From 1836, Kismayo and other parts of Jubaland were claimed by the Sultanate of Muscat (now in Oman) and then fell under the Sultanate of Zanzibar when it was split from Muscat and Oman in 1856 and given control of East African territories.

On 7 November 1890, Zanzibar became a British Protectorate and on 1 July 1895 Zanzibar ceded all of its coastal possessions on continental East Africa to Britain. Together with the Zanzibar Sultanate’s other former possessions in the area, Jubaland became part of the British East Africa Protectorate.

The ascendancy of the Harti merchant community crystallised under British rule becoming the first local employees of the administration and emerging as a new educated, urban professional class.

In 1925, the Harti and Ogaden communities reached an agreement for the partition of Jubaland under the mediation of the British. Unfortunately, each community had a different understanding of the partition.

According to the Ogaden, the pact gave their Sultan Ahmed Magan control of Jubaland at large. The Harti maintained that the agreement stipulated that part of the city south of the Liboi-Kismayo Road would remain under their control, while the Ogaden, and its Mohamed Zubeir subdivision, in particular, would administer the area to the north of this. The pact also allowed Mohamed Zubeir access to the port.
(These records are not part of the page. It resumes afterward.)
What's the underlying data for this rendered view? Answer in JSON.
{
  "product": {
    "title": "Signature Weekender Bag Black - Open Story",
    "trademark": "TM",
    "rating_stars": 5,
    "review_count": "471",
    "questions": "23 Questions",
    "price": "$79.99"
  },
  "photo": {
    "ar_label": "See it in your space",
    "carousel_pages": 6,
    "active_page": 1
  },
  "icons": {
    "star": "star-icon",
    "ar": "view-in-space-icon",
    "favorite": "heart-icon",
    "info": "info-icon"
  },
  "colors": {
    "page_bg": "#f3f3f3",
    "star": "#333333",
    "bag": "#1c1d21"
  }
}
The territory was soon thereafter ceded to Italy by Britain supposedly as reward for their support during World War I. Kismayo and the northern half of Jubaland were then incorporated into neighbouring Italian Somaliland on 30 June 1926. Britain retained control of the southern half of the partitioned Jubaland territory, which was later known as the Northern Frontier District (NFD) and subsequently renamed North Eastern Province.

It will be recalled that when the nationalist Harry Thuku was arrested in 1922, he was detained in Kismayo as it was then part of British East Africa. Immediately Kismayo was handed over to the Italians in 1926, Harry Thuku was transferred to Lamu.

Under Italian rule, the Harti continued to enjoy their privileged status as the elite. After Somalia’s independence in 1960 and the establishment of a civilian government, the Harti secured all four seats reserved for Kismayo.

Meanwhile, four days before granting British Somaliland independence on 26 June 1960, Britain declared that all Somali inhabited areas of East Africa should be unified in one administrative region.

However, during negotiations for Kenya’s independence, Britain granted administration of the NFD to Kenyan nationalists despite an informal plebiscite showing the overwhelming desire of the region’s population to join the newly formed Somali Republic, and notwithstanding that the NFD was occupied almost entirely by people of the Somali ethnic group.

Although a commission established in December 1962 by Britain reported that 88 of the inhabitants preferred unification with the Somali Republic, Britain did not accede to the peoples wishes, instead creating the North Eastern Region out of NFD on 8 March 1963. In response, the Somali Republic severed diplomatic relations with Britain on 18 March 1963.

Just before Kenya’s independence the British belatedly realised that the new Kenyan regime was not willing to give up the Somali inhabited areas. Britain was thus caught at a crossroads, admittedly of their own making, but it was too late. Led by the Northern Province Peoples Progressive Party (NPPPP), Somalis in the NFD vigorously sought union with their kin in the Somali Republic.

In response, the Kenya government instituted a number of repressive measures designed to frustrate their efforts in what came to be known as the “Shifta” period. Many lives were lost and the government was accused of human rights abuses which it strongly denied.

Although the conflict ended in an uneasy ceasefire, Somalis in the region still maintain close ties with their brethren in Somalia.

It is not all gloom, however, as the Somali community enjoy a virtual dual citizenship through a porous border with Somalia and a thriving business environment not just at the border but also in major towns in Kenya.